Becoming Aware of the Masks we put on

One important aspect of self-acceptance is the ability and willingness to let others see our true selves, including our strengths and imperfections. Rather than trying to cover up our imperfections and win the approval of others, self-acceptance requires the courage to show our humanness. It involves the willingness to acknowledge our struggles and admit to mistakes. In this way, self-acceptance takes courage, because we must overcome the fear of being rejected. Paradoxically, however, it is this very ability (i.e., to be vulnerable) that serves as a great source of interpersonal connection. By showing our human side, we open ourselves up to others, putting masks of invulnerability away and showing that it is safe to show our true selves. The space created by the courage to be vulnerable allows people to connect at a deeper level.

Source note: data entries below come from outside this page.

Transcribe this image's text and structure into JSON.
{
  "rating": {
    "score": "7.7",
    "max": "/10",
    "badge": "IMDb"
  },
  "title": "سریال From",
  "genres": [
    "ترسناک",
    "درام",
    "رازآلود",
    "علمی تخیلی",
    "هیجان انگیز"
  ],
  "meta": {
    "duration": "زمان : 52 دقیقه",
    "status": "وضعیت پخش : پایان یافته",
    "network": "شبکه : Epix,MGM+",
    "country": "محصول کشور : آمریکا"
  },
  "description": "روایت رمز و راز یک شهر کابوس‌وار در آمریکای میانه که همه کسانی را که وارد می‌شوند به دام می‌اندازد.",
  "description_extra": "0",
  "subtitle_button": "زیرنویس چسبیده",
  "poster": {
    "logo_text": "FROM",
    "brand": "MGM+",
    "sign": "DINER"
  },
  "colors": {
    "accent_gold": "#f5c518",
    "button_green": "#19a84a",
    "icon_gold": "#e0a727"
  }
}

Becoming Aware of our Inner Critic

There is an inner critic in all of us who is constantly rating us. The first step in cultivating a more healthy and accepting relationship with the self is by increasing the awareness of this inner critic that hinders self-acceptance through its negative self-rating. Without awareness, such internal processes continue to operate at an unconscious level. By becoming aware of when self-rating occurs and how it affects feelings, thoughts, and behaviour, we can start to take steps to reduce its impact.  Low self-acceptance is characterized by negative self-rating when one fails to reach a standard that is perceived as indicative of self-worth.

For instance, when a person bases his worth on excelling at work, failing to do so may result in self-blame and negative self-talk. Rather than evaluating his behaviour (e.g., “I did not perform well”), the person evaluates his whole self (e.g., “I am a failure”). For instance, he may learn to rate behaviour, rather than himself, or learn that there is a difference between doing something wrong and being wrong, or between acting badly and being a bad person. First, notice the negative self-rating. Then replace the destructive self-judgments with constructive behavioural evaluation

Becoming Aware of Our Story- Self

The only way to rate something is by using a standard as a frame of reference. A standard is a story about how something should be. The only way for an individual to compare him or herself to a story about how something should be is by having a story about who one is. One must have a so-called Story-Self. There must be a concept of the self (Story-Self) in order for this concept to be compared to a concept of “worth” (standard).

For instance, a person can only call himself a “loser” (low self-acceptance), if he has created a story of what a loser entails (e.g. someone who is unattractive) and a story of what the self is (e.g. “I am unattractive”). Regardless of whether these stories are correct, they are at the heart of the self-rating process that characterizes low self-acceptance. In sum, one must have a story about the self in order to rate this story.

By changing the concept of self as a story (Story-Self) to self as an observer ( Witness- Self ), the witness-self then becomes the neutral observer that notices what one has done. Moreover, the witness-self will not judge or rate the self, simply because it sees things as they are, without judging, criticizing or doing any of the other thinking processes that characterize self-rating. Moreover, the witness- self cannot be improved. There is no “condition” to be reached for this self to be enough. Whereas it is possible to rate the self-as-story, it is impossible to rate the witness-self. The observing self is always there, in every moment, working perfectly. One could state that the witness-self possesses all the characteristics of unconditional acceptance.